Don’t underestimate Sergio Perez
You know it’s a funny old world when the winner of GP2, Formula 1’s premier feeder series, is beaten to an actual F1 seat by, er, the bloke he beat to the GP2 title. Welcome, then, to the funny old world of Pastor Maldonado.
In spite of a management contract with Nicolas Todt (if that’s not a VIP ticket to a plum F1 seat, nothing is) and backing from Venezuela’s state oil company, not to mention a high-profile pat on the back from President Chavez himself, Maldonado has failed to secure a seat alongside Kamui Kobayashi at Sauber in 2011. Instead that place will be occupied by 2010 GP2 runner-up Sergio Perez in a move that has been eased by a considerable injection of funds from Telmex, the Mexican telecoms concern.
But exactly how big an injection are we talking about?

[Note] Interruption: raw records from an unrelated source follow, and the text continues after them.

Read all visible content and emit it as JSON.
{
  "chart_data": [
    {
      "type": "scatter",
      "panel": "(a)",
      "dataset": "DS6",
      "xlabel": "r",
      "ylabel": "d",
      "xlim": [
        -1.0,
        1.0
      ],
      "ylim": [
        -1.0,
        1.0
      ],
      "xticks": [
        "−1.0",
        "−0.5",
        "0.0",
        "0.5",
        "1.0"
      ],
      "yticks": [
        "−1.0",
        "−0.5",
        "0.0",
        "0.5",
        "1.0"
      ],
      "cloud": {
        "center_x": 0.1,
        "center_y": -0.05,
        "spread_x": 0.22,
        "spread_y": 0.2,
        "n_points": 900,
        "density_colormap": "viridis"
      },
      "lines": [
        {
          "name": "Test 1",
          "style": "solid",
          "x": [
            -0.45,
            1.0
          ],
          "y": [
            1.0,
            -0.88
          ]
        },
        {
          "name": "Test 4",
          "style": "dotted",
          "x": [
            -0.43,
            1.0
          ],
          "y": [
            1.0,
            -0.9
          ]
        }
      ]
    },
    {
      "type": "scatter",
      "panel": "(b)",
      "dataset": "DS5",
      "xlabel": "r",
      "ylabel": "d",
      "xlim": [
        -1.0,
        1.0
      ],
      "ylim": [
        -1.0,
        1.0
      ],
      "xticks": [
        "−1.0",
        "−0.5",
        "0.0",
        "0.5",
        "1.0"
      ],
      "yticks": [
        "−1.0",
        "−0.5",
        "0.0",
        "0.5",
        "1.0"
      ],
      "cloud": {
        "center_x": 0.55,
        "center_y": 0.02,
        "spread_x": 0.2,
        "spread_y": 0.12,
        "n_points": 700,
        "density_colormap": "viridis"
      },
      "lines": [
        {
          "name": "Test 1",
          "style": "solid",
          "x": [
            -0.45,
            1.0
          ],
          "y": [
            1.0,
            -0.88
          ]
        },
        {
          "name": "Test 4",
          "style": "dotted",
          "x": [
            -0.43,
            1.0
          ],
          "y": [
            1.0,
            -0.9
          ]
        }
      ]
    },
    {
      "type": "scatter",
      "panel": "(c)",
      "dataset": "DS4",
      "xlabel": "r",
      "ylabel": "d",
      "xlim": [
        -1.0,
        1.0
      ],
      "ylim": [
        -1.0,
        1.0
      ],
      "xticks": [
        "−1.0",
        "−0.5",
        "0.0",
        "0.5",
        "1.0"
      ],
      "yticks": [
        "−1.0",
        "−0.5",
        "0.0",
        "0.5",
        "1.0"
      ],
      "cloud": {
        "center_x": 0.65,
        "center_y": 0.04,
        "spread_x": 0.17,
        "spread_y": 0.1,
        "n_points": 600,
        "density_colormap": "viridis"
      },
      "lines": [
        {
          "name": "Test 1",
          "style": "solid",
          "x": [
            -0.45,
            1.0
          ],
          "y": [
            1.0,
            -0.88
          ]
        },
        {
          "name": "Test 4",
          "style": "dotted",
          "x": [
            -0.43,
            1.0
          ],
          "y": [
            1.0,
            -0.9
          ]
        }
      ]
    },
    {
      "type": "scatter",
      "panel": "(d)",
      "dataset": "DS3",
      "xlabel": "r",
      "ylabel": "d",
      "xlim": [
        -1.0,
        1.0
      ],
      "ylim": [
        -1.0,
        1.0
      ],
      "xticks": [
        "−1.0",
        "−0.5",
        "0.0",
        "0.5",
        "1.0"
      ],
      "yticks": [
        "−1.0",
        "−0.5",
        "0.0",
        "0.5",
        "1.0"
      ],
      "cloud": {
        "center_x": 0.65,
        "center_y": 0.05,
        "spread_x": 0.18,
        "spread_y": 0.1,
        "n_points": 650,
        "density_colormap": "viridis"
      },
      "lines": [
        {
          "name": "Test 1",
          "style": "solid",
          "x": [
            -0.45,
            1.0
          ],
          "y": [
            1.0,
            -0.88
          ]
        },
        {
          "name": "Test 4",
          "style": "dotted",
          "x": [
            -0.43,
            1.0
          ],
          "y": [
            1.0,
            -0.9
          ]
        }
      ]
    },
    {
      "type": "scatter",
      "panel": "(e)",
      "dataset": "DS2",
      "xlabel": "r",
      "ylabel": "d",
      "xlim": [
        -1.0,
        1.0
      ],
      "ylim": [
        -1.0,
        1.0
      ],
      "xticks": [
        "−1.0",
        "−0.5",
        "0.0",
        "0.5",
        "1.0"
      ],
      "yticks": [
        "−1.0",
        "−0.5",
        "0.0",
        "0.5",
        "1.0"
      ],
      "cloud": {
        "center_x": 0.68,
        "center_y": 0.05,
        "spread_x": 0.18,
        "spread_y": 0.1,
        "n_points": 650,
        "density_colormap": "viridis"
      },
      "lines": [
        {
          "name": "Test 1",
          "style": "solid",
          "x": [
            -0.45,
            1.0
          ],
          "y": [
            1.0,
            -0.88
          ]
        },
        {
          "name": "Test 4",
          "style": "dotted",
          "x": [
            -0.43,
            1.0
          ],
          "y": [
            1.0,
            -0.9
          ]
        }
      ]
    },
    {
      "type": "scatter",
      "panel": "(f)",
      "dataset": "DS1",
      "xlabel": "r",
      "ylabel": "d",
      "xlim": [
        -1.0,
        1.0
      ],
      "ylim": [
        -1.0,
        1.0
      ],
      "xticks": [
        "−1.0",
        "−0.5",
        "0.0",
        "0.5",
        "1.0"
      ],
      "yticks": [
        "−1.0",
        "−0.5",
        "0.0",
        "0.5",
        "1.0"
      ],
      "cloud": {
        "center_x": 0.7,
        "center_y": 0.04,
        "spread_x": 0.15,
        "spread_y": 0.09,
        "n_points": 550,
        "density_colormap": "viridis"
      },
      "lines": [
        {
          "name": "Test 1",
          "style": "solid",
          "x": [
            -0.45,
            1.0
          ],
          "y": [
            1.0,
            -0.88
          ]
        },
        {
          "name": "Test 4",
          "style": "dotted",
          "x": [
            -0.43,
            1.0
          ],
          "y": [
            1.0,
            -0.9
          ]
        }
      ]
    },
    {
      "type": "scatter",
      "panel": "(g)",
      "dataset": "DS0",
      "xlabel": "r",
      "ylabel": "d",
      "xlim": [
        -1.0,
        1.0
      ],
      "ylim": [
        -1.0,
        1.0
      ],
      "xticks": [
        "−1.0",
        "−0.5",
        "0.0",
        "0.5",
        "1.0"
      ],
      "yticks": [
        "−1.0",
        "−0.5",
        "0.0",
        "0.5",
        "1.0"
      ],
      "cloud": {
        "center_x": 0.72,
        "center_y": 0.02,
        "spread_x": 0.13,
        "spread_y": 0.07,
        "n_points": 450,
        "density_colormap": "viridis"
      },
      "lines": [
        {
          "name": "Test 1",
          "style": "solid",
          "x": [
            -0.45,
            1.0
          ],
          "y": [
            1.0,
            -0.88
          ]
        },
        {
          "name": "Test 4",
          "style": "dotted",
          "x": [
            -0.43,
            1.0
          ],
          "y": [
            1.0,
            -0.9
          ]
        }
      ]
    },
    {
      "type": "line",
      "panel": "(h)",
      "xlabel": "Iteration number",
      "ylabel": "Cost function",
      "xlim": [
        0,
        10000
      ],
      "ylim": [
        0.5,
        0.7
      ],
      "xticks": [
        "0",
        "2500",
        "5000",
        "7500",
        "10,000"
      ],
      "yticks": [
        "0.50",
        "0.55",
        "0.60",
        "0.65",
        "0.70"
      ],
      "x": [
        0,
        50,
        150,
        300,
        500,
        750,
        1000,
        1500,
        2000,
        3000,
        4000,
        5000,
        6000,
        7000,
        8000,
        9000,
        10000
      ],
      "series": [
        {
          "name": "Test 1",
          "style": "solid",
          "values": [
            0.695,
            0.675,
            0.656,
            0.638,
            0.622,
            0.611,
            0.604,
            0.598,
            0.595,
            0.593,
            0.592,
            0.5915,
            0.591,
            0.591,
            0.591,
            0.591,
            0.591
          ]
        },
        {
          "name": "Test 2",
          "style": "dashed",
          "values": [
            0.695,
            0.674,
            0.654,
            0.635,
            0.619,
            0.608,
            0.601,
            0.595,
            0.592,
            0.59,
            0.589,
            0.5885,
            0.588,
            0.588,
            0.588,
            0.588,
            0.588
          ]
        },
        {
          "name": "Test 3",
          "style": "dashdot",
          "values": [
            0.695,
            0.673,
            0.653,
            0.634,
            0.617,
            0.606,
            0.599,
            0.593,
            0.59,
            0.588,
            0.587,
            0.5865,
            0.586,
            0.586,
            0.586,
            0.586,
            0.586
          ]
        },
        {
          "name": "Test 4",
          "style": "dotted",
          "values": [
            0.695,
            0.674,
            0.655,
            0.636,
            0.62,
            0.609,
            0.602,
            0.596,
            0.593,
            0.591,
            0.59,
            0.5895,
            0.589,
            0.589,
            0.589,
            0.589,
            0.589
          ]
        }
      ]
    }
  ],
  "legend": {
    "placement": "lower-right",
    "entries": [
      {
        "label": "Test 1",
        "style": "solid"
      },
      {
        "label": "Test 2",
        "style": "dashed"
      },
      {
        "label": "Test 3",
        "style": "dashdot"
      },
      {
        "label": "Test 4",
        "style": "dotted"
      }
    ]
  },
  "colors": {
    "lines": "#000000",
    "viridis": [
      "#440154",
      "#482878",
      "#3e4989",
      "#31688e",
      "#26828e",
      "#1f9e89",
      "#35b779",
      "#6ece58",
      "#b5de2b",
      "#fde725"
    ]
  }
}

It’s perhaps a reflection on the sort of traveller who regularly commutes between London and Shanghai that the British Airways 777 employed for this purpose has a mammoth First/Club section, while Economy occupies about 10 rows down the back. Nevertheless it was in this cupboard-sized vestibule that I found myself sitting next to Perez on the way back from the Chinese Grand Prix a couple of years ago.
Back then, Perez had just kicked off his GP2 Asia campaign with a DNF and a seventh place, hot on the heels of flunking the lead of the British Formula 3 Championship. Still, everyone was talking about his potential, and plenty of people were excited about (and keen to get their hands on) the reputed pot of gold that Telmex brought. This was just as the financial crash was just crashing, but Honda were yet to withdraw from F1 – in fact, Nick Fry and Ross Brawn were sitting several rows ahead, beyond the gilded curtain, in altogether comfier seats.
He wasn’t the most talkative chap, but he owed me a favour. I’d woken him up as they came round with the boxes from the laughably misnamed ‘All Day Deli’. I made the slight tactical error of asking him what had happened in the closing rounds of British F3 (cue a screed of excuses, thankfully lightened by the arrival of some liquid refreshment – diss BA cabin crew if you like, but they’re generous with the vin rouge). I then asked him what on earth he was doing ‘down the back’ of a 12-hour flight when he had a fair bit of sponsor’s wedge behind him – especially when various unimportant persons and hangers-on, such as TV pundits and marketing types, had ‘turned left’.
He replied that it was more important to spend the money that was being disbursed on his behalf wisely, ie on the business of racing, than to swan around like a VIP when he hadn’t earned that status yet.
I was impressed by his attitude. Impressed by his raw pace during races, too, although his results have been patchy. For the latter reason you may read some hemming and hawing from the kind of pundits who do their research on Wikipedia. Ignore them. This fellow has talent.
And after all, Kamui Kobayashi didn’t set the world aflame in GP2, did he?